Faculty Profiles
Patrick P. Mercier
Professor, Electrical and Computer Engineering
Energy-efficient circuit and system design, with emphasis on miniaturized devices for biomedical applications that employ novel RF, analog, digital, power management, and energy harvesting architectures.
The Energy-Efficient Microsystems Lab at UC San Diego, led by Prof. Patrick Mercier, endeavors to imagine, create, prototype, and test integrated microsystems for applications that can only be realized through extreme miniaturization of electronic devices. Since batteries nearly always limit system size, miniaturization requires either innovation in energy efficiency, or in ways to increase the energy available to the system. Applications targeted include biomedical electronics, ubiquitous computing/sensing, and mobile systems.
Capsule Bio:
Patrick P. Mercier (S’04–M’12–SM’17) received the B.Sc. degree in electrical and computer engineering from the University of Alberta, Edmonton, AB, Canada, in 2006, and the S.M. and Ph.D. degrees in electrical engineering and computer science from the Massachusetts Institute of Technology (MIT), Cambridge, MA, USA, in 2008 and 2012, respectively.
He is currently a Professor in the Department of Electrical and Computer Engineering at the University of California San Diego (UC San Diego), where he is also the co-Director of the Center for Wearable Sensors and the Site Director of the Power Management Integration Center. His research interests include the design of energy-efficient microsystems, focusing on the design of RF circuits, power converters, and sensor interfaces for miniaturized systems and biomedical applications.

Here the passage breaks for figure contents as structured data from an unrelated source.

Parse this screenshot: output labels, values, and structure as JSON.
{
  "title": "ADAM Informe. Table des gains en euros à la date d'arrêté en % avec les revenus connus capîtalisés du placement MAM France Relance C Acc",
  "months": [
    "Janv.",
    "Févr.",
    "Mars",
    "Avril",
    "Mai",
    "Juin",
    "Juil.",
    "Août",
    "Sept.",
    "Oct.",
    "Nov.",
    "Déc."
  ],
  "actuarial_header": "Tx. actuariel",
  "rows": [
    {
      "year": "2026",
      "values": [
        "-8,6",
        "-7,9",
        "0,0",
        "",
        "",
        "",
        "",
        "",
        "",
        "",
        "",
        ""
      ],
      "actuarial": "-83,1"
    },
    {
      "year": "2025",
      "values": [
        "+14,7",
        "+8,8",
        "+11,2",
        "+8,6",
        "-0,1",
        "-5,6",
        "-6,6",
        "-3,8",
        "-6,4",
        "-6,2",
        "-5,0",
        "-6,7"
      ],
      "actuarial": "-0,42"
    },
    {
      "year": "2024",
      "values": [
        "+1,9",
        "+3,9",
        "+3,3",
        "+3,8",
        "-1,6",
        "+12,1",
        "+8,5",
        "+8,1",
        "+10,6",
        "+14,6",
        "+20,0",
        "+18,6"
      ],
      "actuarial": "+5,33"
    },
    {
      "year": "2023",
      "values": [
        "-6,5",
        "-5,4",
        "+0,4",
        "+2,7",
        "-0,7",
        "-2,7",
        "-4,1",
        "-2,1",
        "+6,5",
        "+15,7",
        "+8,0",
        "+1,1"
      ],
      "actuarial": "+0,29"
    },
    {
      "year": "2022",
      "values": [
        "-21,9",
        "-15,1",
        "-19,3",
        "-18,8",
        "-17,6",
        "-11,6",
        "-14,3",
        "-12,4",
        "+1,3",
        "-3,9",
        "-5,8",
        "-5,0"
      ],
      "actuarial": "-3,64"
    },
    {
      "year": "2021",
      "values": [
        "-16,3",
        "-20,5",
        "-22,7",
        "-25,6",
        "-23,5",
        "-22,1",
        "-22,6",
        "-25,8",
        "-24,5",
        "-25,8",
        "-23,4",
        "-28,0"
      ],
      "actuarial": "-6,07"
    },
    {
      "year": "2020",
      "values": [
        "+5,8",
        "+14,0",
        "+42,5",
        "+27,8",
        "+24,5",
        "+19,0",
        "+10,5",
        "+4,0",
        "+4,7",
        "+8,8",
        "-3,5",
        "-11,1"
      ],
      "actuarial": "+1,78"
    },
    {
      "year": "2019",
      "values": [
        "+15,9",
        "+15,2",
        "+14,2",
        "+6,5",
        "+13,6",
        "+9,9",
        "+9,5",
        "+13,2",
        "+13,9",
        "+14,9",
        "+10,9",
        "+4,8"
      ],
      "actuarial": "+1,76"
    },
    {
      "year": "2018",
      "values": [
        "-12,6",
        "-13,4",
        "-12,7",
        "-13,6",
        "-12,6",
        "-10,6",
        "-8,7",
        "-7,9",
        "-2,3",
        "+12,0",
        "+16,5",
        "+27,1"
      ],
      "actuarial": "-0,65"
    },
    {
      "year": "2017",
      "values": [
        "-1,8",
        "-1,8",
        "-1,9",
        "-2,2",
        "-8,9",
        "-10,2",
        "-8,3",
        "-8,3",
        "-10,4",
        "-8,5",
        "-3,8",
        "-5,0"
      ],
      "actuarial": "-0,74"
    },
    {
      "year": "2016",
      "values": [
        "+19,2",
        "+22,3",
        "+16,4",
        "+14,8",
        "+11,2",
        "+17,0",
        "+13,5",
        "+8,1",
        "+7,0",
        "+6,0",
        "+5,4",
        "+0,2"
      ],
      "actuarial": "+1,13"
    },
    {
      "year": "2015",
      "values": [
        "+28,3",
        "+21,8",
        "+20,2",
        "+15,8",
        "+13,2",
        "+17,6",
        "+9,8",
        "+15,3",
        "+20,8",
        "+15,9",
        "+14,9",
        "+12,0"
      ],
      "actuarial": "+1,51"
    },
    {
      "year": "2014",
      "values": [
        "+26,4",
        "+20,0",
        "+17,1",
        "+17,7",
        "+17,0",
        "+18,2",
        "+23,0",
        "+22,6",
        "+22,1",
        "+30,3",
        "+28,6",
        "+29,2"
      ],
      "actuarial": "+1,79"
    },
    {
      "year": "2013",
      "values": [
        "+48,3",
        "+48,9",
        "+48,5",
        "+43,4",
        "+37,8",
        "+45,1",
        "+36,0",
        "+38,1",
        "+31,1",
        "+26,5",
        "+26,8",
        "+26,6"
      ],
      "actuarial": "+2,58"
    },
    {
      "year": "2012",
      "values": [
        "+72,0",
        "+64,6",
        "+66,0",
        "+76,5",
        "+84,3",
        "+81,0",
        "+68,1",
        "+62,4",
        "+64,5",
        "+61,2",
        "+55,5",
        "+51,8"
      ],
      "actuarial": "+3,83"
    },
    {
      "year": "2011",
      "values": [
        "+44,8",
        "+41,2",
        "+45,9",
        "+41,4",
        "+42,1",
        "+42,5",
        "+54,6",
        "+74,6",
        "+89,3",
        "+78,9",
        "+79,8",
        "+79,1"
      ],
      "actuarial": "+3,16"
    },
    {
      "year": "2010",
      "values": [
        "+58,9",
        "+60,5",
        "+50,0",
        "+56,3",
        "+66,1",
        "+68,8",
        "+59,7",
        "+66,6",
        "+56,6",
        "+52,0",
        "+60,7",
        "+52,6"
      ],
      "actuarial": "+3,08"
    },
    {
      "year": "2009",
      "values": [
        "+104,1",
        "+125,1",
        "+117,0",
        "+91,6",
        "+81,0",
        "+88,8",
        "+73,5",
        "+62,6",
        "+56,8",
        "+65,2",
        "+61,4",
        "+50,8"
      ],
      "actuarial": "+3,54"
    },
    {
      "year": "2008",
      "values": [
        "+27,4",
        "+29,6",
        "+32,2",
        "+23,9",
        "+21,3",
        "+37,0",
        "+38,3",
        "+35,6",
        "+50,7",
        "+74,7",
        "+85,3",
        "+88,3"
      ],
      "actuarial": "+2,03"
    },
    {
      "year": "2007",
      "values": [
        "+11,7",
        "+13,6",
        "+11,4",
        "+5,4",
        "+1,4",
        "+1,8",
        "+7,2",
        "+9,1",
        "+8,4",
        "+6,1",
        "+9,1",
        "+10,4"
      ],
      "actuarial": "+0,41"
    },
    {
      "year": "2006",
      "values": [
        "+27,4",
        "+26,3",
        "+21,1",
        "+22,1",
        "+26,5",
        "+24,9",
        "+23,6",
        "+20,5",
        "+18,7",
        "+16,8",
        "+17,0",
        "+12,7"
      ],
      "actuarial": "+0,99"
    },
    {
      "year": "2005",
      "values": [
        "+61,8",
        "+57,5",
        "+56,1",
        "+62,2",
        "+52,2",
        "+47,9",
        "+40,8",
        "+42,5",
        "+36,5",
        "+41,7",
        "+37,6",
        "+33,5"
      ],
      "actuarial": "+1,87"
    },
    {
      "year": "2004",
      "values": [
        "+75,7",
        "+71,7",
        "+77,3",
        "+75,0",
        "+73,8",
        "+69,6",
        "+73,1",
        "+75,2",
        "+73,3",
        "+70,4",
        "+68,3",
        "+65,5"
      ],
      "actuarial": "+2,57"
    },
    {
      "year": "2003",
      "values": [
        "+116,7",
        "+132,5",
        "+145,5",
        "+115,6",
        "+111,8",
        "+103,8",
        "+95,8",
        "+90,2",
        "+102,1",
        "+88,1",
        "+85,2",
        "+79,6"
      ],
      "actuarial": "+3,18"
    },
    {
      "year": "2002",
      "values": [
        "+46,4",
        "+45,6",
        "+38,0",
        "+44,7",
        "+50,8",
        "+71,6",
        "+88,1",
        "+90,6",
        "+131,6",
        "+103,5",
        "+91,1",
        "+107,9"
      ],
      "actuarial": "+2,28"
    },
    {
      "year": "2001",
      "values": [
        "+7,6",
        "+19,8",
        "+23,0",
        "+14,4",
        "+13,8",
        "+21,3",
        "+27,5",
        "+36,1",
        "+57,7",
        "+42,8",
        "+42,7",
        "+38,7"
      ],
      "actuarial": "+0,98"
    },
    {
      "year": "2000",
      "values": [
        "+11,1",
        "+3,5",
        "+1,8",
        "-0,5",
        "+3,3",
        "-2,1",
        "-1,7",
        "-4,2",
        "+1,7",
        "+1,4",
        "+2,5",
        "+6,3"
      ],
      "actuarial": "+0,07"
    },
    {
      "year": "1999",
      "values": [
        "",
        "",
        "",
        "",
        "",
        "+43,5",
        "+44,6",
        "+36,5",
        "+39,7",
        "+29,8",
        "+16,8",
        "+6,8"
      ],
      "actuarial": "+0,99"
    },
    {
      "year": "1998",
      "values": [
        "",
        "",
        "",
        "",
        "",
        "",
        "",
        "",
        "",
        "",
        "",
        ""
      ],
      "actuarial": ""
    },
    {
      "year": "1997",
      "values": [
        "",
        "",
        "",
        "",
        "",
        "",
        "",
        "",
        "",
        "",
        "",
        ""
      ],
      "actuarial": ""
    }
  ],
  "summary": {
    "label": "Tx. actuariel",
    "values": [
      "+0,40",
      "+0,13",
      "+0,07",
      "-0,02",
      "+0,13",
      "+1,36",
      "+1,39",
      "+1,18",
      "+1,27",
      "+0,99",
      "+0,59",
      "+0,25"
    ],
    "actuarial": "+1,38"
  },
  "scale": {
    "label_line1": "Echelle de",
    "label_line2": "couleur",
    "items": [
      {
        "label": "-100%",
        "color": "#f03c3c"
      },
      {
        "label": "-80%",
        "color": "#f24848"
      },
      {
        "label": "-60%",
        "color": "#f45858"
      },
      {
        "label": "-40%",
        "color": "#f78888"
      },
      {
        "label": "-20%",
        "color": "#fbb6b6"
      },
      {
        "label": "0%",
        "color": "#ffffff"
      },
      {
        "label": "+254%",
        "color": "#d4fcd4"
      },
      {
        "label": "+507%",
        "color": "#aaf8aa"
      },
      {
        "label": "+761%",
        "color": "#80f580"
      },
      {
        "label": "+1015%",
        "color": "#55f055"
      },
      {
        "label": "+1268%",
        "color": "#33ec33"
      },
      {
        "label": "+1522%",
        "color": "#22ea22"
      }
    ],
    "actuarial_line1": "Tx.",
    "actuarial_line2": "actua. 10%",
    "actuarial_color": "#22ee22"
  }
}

Prof. Mercier received a Natural Sciences and Engineering Council of Canada (NSERC) Julie Payette fellowship in 2006, NSERC Postgraduate Scholarships in 2007 and 2009, an Intel Ph.D. Fellowship in 2009, the 2009 IEEE International Solid-State Circuits Conference (ISSCC) Jack Kilby Award for Outstanding Student Paper at ISSCC 2010, a Graduate Teaching Award in Electrical and Computer Engineering at UC San Diego in 2013, the Hellman Fellowship Award in 2014, the Beckman Young Investigator Award in 2015, the DARPA Young Faculty Award in 2015, the UC San Diego Academic Senate Distinguished Teaching Award in 2016, the Biocom Catalyst Award in 2017, the NSF CAREER Award in 2018, the San Diego County Engineering Council Outstanding Engineer Award in 2020, the ECE Teacher of the Year Award in 2023, and the ISSCC Author Recognition Award in 2023. He has served as an Associate Editor of the IEEE Transactions on Very Large Scale Integration (TVLSI), the IEEE Transactions on Biomedical Circuits and Systems (TBioCAS), and the IEEE Solid-State Circuits Letters. He is currently a member of the Executive Committee of ISSCC, and has served on the technical program committees for ISSCC, CICC, and the VLSI Symposium. Prof. Mercier was the co-editor of Ultra-Low-Power Short Range Radios (Springer, 2015) Power Management Integrated Circuits (CRC Press, 2016), and High-Density Electrocortical Neural Interfaces (Academic Press, 2019).